Pilot kosteloze rechtsbijstand
4.9
In het kader van de pilot kosteloze rechtsbijstand bij een verzoek tot spoeduithuisplaatsing kan een advocaat aan ouders worden toegevoegd. Dit betreft de ouder(s) met gezag die het kind als behorende tot zijn gezin dagelijks verzorgt en opvoedt. Nu [de minderjarige] bij de moeder woont en zij haar dagelijks verzorgt en opvoedt, betekent dit dat de rechtbank aan de moeder een advocaat heeft toegevoegd.

5.De beslissing

De kinderrechter:
5.1
verleent een spoedmachtiging tot uithuisplaatsing van [de minderjarige] in een netwerkpleeggezin (tante vaderszijde) met ingang van 7 november 2024 tot 21 november 2024;
5.2
verklaart deze beschikking tot zover uitvoerbaar bij voorraad;
5.3
houdt het resterende deel van het verzoek om een (aansluitende) machtiging tot uithuisplaatsing te verlenen aan tot de mondelinge behandeling van
[datum] 2024 te [uur]bij de kinderrechter van de rechtbank Zeeland-West-Brabant (mr. Combee), locatie Breda, Stationslaan 10, 4815 GW;
5.4
bepaalt dat een afschrift van deze beschikking geldt als oproeping voor die mondelinge behandeling voor de GI, de moeder, haar advocaat en de vader;
5.5
bepaalt dat [de minderjarige] door de griffier bij separate brief wordt opgeroepen om, als zij dat wil, haar mening kenbaar te maken tijdens een kindgesprek, op een dag voorafgaande aan voormelde mondelinge behandeling;
5.6
behoudt zich iedere verdere beslissing voor.

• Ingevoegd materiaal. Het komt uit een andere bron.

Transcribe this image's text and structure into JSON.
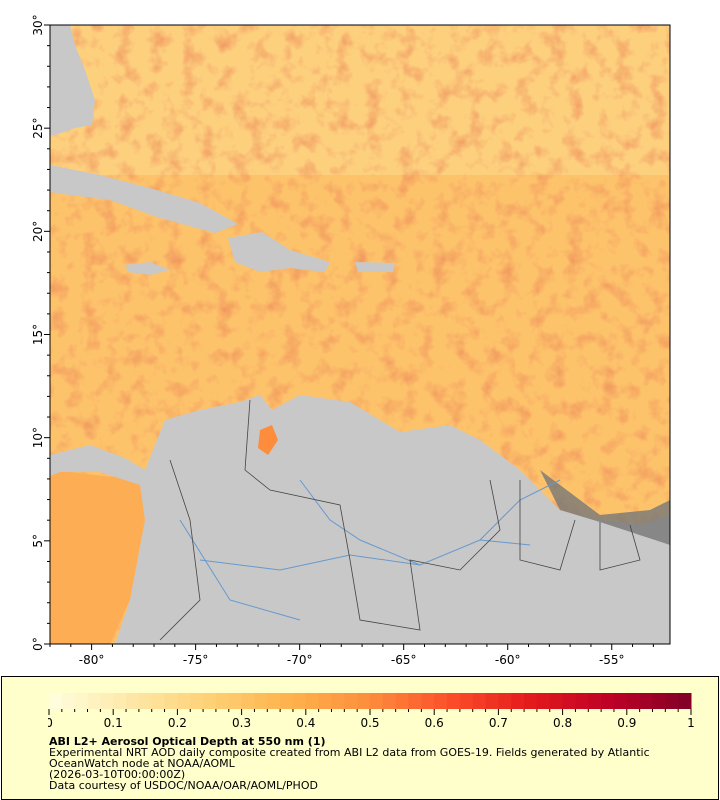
{
  "map": {
    "lon_ticks": [
      "-80°",
      "-75°",
      "-70°",
      "-65°",
      "-60°",
      "-55°"
    ],
    "lon_values": [
      -80,
      -75,
      -70,
      -65,
      -60,
      -55
    ],
    "lat_ticks": [
      "0°",
      "5°",
      "10°",
      "15°",
      "20°",
      "25°",
      "30°"
    ],
    "lat_values": [
      0,
      5,
      10,
      15,
      20,
      25,
      30
    ],
    "lon_range": [
      -82,
      -52.2
    ],
    "lat_range": [
      0,
      30
    ],
    "land_color": "#c8c8c8",
    "river_color": "#6699cc",
    "border_color": "#555555"
  },
  "colorbar": {
    "ticks": [
      "0",
      "0.1",
      "0.2",
      "0.3",
      "0.4",
      "0.5",
      "0.6",
      "0.7",
      "0.8",
      "0.9",
      "1"
    ],
    "range": [
      0,
      1
    ],
    "stops": [
      "#ffffe0",
      "#fee8a8",
      "#fed176",
      "#feb24c",
      "#fd8d3c",
      "#fc4e2a",
      "#e31a1c",
      "#bd0026",
      "#800026"
    ]
  },
  "legend": {
    "title": "ABI L2+ Aerosol Optical Depth at 550 nm (1)",
    "line1": "Experimental NRT AOD daily composite created from ABI L2 data from GOES-19. Fields generated by Atlantic",
    "line2": "OceanWatch node at NOAA/AOML",
    "line3": "(2026-03-10T00:00:00Z)",
    "line4": "Data courtesy of USDOC/NOAA/OAR/AOML/PHOD"
  }
}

Deze beslissing is mondeling en in het openbaar uitgesproken op 7 november 2024 door
mr. Combee, kinderrechter.
De schriftelijke uitwerking van deze beschikking is vastgesteld op 8 november 2024 door mr. Combee kinderrechter, in tegenwoordigheid van mr. Vos als griffier.
Hoger beroep tegen deze beschikking kan worden ingesteld:
- door de verzoekers en de belanghebbende(n) aan wie een afschrift van de beschikking is verstrekt of verzonden, binnen drie maanden na de dag van de uitspraak;
- door andere belanghebbenden binnen drie maanden na de betekening daarvan of nadat de beschikking aan hen op een andere wijze bekend is geworden.
Het hoger beroep moet, door tussenkomst van een advocaat, worden ingediend bij de griffie van het gerechtshof te ‘s-Hertogenbosch.